When I was younger people often used to say to me that I was very mature for my age. From a young age I developed a tendency, often times an annoying habit, to take responsibility for things and for people. Surely my mother would disagree with this as she still needs to remind me to fix my bed (by the way I task I find to be a huge waste of time! After all it’s going to get messed up again tonight isn’t it?). I will admit that with respect to household responsibilities, paying bills and returning library books I am not very responsible. In fact if I ever go into debt it will be because of Milliken Mills Public Library or perhaps the thousands of dollars I owe to York University Parking Services. However with respect to everything else in life I find myself to be irritatingly responsible. I am a responsible student and I always have been. This doesn’t mean that I have never skipped class but it does mean that when I got the first C in my university career... I cried. There was a lack of Indian culture, specifically Punjabi culture in my high school, so I took the responsibility of creating Pearson’s first Punjabi Students Association. Every other school had an international night except mine so I took the responsibility of organizing one. After high school my responsibilities greatly involved NTP. Responsibilities involve events, competitions, finance, advertising and perhaps the hardest one...being a good captain and friend. Even with respect to my social life I feel responsible for many things. I feel responsible for making my friends happy and if they are not I feel that I’ve let them down. I feel responsible for protecting them as best I can. If my actions or decisions were to ever hurt someone dear to me I would do everything in my power to prevent them from hurting. I go out of my way to do little sweet things because as a friend I feel it’s my responsibility to make the people around me feel special. I’m not saying this is good or bad....but this is how I am. These past few months I’ve almost religiously sat down and just stared into space...just to think. I’ve discovered that I am indeed very responsible in almost every aspect of my life except one...

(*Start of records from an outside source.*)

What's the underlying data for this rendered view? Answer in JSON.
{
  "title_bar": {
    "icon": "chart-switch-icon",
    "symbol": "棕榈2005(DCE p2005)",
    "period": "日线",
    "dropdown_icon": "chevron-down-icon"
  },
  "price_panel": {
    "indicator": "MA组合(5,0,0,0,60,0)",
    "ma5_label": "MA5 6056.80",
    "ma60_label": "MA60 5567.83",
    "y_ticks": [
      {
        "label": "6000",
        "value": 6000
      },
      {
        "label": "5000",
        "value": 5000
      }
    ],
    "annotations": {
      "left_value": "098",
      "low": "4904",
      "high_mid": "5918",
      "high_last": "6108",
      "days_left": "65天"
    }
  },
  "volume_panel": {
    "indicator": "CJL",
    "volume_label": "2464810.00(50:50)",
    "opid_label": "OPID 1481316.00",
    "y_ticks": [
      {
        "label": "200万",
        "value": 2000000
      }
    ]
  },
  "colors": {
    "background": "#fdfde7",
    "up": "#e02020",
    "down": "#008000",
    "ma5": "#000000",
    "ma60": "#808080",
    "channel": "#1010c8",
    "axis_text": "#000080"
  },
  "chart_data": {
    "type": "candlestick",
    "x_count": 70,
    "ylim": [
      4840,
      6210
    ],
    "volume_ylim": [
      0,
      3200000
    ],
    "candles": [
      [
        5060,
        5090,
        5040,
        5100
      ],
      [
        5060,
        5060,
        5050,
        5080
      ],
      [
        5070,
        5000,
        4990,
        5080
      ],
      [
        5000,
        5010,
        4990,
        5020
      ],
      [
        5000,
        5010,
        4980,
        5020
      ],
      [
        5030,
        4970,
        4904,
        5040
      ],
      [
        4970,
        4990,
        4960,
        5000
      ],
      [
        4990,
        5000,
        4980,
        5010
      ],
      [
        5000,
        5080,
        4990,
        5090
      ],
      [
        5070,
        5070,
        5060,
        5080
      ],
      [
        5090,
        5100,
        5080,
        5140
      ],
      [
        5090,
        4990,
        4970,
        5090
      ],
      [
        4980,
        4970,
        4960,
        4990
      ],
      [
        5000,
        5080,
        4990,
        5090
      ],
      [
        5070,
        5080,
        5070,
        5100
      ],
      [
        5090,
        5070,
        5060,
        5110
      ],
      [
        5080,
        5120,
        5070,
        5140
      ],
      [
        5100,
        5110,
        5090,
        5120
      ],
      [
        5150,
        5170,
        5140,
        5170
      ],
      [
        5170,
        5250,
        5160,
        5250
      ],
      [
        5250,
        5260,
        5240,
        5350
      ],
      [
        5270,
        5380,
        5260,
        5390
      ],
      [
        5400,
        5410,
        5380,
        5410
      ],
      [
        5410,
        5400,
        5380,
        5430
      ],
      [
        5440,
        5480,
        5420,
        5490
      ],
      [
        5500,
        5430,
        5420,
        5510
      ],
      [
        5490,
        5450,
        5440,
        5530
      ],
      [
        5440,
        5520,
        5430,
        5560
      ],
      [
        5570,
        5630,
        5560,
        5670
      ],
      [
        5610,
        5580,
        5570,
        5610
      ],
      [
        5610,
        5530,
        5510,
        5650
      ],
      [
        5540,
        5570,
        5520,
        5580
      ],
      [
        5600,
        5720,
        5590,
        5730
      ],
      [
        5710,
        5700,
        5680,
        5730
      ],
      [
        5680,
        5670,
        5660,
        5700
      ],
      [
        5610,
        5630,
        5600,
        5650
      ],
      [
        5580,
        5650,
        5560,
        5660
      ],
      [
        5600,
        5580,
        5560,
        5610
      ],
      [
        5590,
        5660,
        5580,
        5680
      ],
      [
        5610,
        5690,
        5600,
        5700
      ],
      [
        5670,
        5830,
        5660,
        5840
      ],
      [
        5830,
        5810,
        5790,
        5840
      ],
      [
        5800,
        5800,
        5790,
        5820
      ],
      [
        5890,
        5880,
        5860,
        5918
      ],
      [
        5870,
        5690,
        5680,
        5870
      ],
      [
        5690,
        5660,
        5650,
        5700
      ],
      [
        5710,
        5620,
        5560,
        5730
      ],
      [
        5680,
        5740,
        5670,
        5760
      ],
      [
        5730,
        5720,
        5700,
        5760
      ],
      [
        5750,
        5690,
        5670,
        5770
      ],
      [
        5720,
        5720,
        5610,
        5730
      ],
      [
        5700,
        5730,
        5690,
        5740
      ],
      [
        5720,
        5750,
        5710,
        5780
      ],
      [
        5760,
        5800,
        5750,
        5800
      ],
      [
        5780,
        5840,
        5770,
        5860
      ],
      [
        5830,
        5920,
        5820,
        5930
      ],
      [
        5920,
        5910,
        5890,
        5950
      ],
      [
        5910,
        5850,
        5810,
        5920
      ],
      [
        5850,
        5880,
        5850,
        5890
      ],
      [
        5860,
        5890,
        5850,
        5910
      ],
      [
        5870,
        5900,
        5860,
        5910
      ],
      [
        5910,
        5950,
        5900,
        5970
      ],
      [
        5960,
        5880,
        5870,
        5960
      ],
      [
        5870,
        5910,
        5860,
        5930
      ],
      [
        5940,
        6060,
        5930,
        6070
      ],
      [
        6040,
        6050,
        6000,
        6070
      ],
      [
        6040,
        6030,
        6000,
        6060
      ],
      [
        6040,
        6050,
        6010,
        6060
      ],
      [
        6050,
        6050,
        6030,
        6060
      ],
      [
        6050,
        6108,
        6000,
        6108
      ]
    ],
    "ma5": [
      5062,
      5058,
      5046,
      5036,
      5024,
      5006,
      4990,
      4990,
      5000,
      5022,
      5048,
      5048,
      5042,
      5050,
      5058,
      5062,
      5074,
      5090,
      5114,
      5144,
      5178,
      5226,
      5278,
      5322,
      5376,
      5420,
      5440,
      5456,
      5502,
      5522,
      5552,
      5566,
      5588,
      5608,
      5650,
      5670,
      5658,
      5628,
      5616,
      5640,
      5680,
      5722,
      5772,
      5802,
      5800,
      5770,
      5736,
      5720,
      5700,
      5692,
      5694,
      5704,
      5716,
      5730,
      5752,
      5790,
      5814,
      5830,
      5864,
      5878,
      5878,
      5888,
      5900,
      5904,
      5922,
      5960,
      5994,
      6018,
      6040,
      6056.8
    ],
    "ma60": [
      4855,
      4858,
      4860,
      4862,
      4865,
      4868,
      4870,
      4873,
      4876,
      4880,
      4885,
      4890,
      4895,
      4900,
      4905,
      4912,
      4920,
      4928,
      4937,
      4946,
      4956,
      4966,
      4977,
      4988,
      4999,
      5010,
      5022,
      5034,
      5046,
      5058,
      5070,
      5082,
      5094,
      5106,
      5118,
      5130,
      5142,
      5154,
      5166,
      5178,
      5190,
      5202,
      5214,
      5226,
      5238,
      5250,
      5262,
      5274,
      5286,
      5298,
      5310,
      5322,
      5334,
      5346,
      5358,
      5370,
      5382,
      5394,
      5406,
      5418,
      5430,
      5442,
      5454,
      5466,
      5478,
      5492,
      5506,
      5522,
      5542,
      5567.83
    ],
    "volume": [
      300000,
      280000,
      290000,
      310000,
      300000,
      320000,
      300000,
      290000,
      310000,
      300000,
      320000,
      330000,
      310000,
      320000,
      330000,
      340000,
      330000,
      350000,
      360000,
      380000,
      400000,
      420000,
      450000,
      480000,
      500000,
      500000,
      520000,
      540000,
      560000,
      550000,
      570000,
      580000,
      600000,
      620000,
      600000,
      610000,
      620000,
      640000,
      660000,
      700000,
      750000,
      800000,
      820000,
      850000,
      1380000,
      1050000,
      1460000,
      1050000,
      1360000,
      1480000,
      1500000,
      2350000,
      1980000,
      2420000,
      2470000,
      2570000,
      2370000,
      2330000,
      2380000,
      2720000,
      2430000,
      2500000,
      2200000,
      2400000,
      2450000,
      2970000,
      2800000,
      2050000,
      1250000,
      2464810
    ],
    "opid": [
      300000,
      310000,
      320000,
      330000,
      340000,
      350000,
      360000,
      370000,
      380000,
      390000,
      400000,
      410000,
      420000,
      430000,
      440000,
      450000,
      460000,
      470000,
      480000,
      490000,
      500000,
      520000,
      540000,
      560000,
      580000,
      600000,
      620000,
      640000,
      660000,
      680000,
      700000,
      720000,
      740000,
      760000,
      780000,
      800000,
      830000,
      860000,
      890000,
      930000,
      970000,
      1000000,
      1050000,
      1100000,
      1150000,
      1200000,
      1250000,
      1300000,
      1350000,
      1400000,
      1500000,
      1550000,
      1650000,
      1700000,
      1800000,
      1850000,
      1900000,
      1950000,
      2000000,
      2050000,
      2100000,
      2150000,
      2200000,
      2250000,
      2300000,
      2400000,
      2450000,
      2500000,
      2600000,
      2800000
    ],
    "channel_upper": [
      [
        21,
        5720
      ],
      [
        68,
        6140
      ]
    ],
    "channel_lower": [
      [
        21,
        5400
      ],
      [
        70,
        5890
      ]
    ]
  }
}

Rule of Happiness # 5: To live responsibly doesn’t simply mean to pick up after yourself, to be held accountable for your actions or to contribute to other people or another bigger cause. A big part of living responsibly is to be responsible for yourself, your own happiness, your own well-being and your own existence.
How many people in this world do you think die after a tiring life of sitting behind a desk, doing the same thing over and over again? Or how many people in this world have died after spending years doing essays for professors who barely read them? How many people have been born in Toronto and have died in Toronto without laying their eyes on anywhere else besides Toronto? My goal here isn’t to depress you although it may seem so. My goal here is to revisit the ever so overused cliché of “you don’t know what you have until it’s gone.” And do not get me wrong, there is nothing wrong with being active in school, getting good grades, finding a job, and taking responsibility for your friends. However one must remember that at the end of the day the life we live is only ours and it is ultimately our decision about how we will spend it. So personally I will continue doing all the things I do in life such as school, extracurricular activities, NTP, etc, however there is a new center to my world and that center is ME. Find out what it means to exist in this world and then find happiness in your existence. I promise you that this is not one of those random confusing lines that your professors use in class. Look deeper into that and you will feel something. Someone once told me that “in this world, no one else is going to care about my happiness like I do.” Truth at its finest. Whether you want to believe that or not is your choice, but I guarantee that at one point during your life you will realize that no one else will care for you to the extent that you can care for yourself. Love yourself, appreciate yourself and be responsible for yourself.
After all, moments before you die, when your life flashes before your eyes, if you’re not happy with what you see... the responsibility was yours.